HONG KONG (BLOOMBERG) - China caught traders off-guard with a surprise injection into the financial system via loans to banks, ahead of data on Friday (Oct 18) which is expected to show a further slowdown in the domestic economy.
The People's Bank of China added 200 billion yuan (S$38 billion) of one-year cash through the medium-term lending facility on Wednesday. It kept the interest rate steady. The move took traders by surprise, as the authorities usually inject liquidity when previously offered loans come due, and the next batch won't mature until Nov 5.
The Chinese economy has been under pressure amid a prolonged trade dispute with the United States and a slowing domestic economy, prompting the central bank to ease monetary policy by lowering corporate borrowing costs and cutting banks' reserve ratios this year.
Data released this week showed that China's factory deflation deepened and imports and exports fell last month.
"It's not expected by the market," said Ms Becky Liu, head of China macro strategy at Standard Chartered, referring to the cash injection.

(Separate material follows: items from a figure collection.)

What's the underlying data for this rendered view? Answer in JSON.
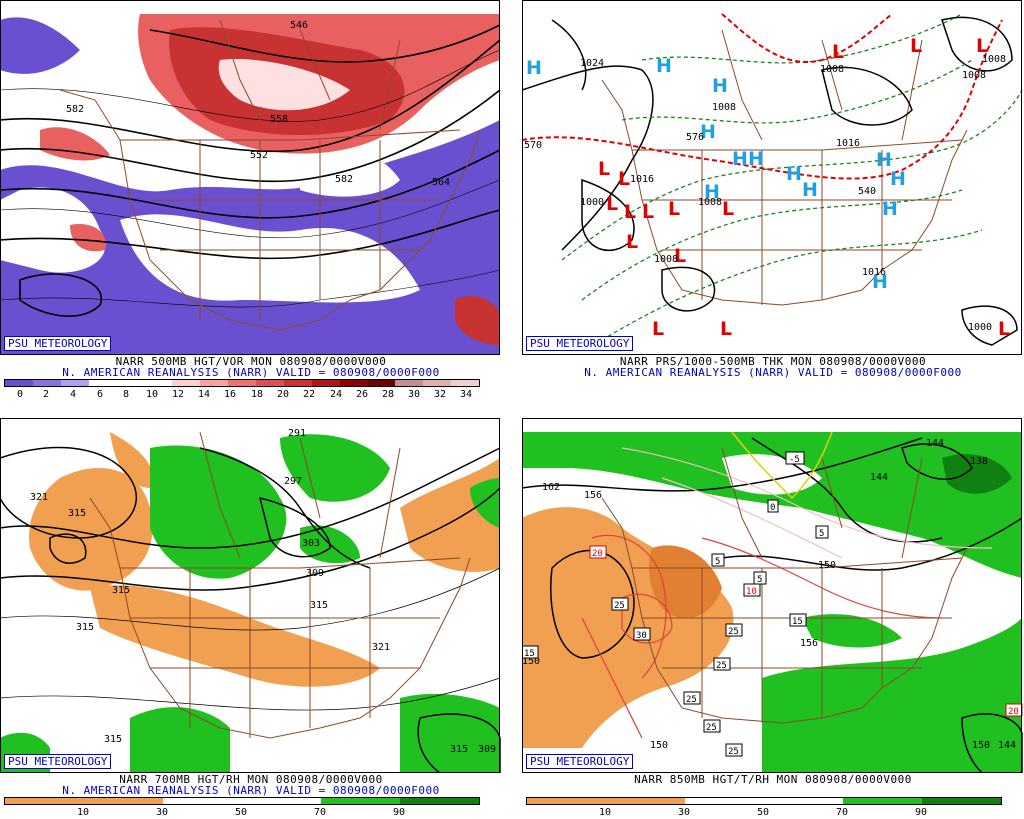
{
  "badge": "PSU METEOROLOGY",
  "colors": {
    "vort_pos": "#c83232",
    "vort_neg": "#6a50d0",
    "rh_dry": "#f0a050",
    "rh_wet": "#20c020",
    "high": "#20a0e0",
    "low": "#e00000",
    "states": "#8b4a2a"
  },
  "panels": [
    {
      "id": "vort500",
      "title1": "NARR 500MB HGT/VOR MON 080908/0000V000",
      "title2": "N. AMERICAN REANALYSIS (NARR) VALID = 080908/0000F000",
      "colorbar_ticks": [
        "0",
        "2",
        "4",
        "6",
        "8",
        "10",
        "12",
        "14",
        "16",
        "18",
        "20",
        "22",
        "24",
        "26",
        "28",
        "30",
        "32",
        "34"
      ],
      "contour_labels": [
        "546",
        "582",
        "558",
        "582",
        "564",
        "552"
      ]
    },
    {
      "id": "thk",
      "title1": "NARR PRS/1000-500MB THK MON 080908/0000V000",
      "title2": "N. AMERICAN REANALYSIS (NARR) VALID = 080908/0000F000",
      "contour_labels": [
        "1024",
        "576",
        "1008",
        "1016",
        "1008",
        "1008",
        "1000",
        "1008",
        "1016",
        "1016",
        "1008",
        "540",
        "570",
        "1000",
        "1008"
      ]
    },
    {
      "id": "rh700",
      "title1": "NARR 700MB HGT/RH MON 080908/0000V000",
      "title2": "N. AMERICAN REANALYSIS (NARR) VALID = 080908/0000F000",
      "colorbar_ticks": [
        "10",
        "30",
        "50",
        "70",
        "90"
      ],
      "contour_labels": [
        "291",
        "321",
        "315",
        "297",
        "303",
        "309",
        "315",
        "315",
        "315",
        "321",
        "315",
        "309",
        "315"
      ]
    },
    {
      "id": "rh850",
      "title1": "NARR 850MB HGT/T/RH MON 080908/0000V000",
      "colorbar_ticks": [
        "10",
        "30",
        "50",
        "70",
        "90"
      ],
      "contour_labels": [
        "162",
        "156",
        "144",
        "138",
        "144",
        "150",
        "156",
        "150",
        "150",
        "150",
        "144"
      ],
      "temp_labels": [
        "-5",
        "0",
        "5",
        "5",
        "5",
        "10",
        "15",
        "20",
        "25",
        "30",
        "25",
        "25",
        "25",
        "25",
        "25",
        "15",
        "20"
      ]
    }
  ]
}
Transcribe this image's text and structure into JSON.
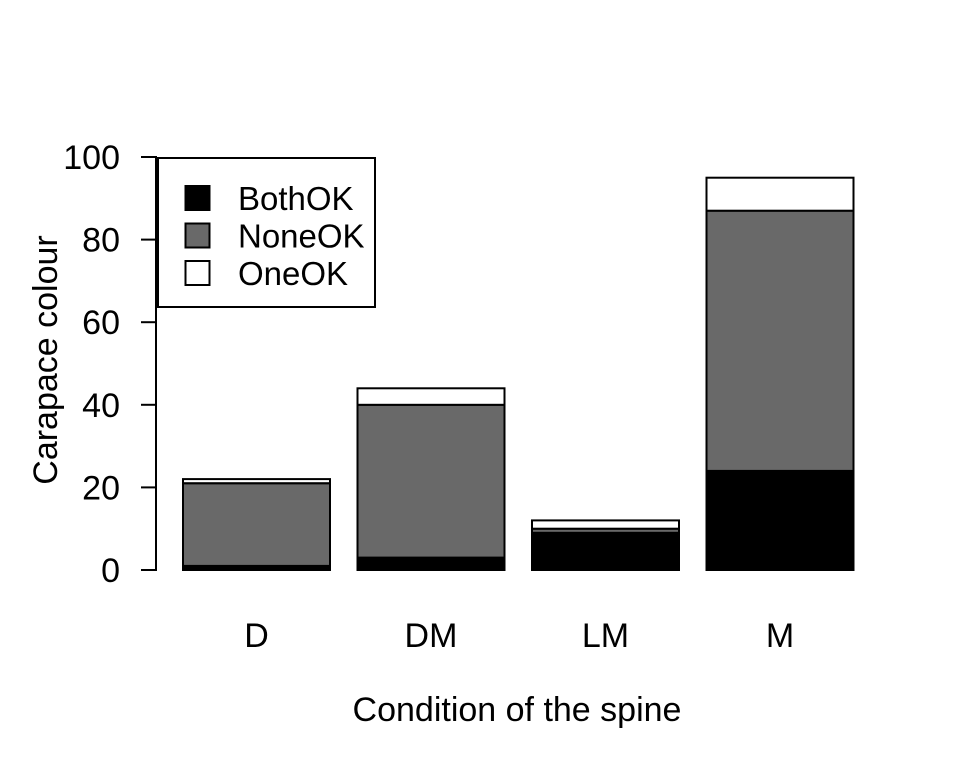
{
  "chart_data": {
    "type": "bar",
    "stacked": true,
    "title": "",
    "xlabel": "Condition of the spine",
    "ylabel": "Carapace colour",
    "categories": [
      "D",
      "DM",
      "LM",
      "M"
    ],
    "series": [
      {
        "name": "BothOK",
        "color": "#000000",
        "values": [
          1,
          3,
          9,
          24
        ]
      },
      {
        "name": "NoneOK",
        "color": "#696969",
        "values": [
          20,
          37,
          1,
          63
        ]
      },
      {
        "name": "OneOK",
        "color": "#ffffff",
        "values": [
          1,
          4,
          2,
          8
        ]
      }
    ],
    "ylim": [
      0,
      100
    ],
    "yticks": [
      0,
      20,
      40,
      60,
      80,
      100
    ],
    "grid": false,
    "legend_position": "top-left",
    "bar_border_color": "#000000",
    "background_color": "#ffffff"
  }
}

"They probably want to inject more long-term liquidity" to ensure ample supply during the tax payment season in mid-October and to support the economy, which is still facing growth pressure, she said.
Market reaction is muted, however, "probably as the rate is kept unchanged" while other central banks are cutting interest rates, according to Frances Cheung, head of Asia macro strategy at Westpac Banking Corp.
The yield on China's 10-year government bonds fell one basis point to 3.16 per cent as of 10.34am in Shanghai.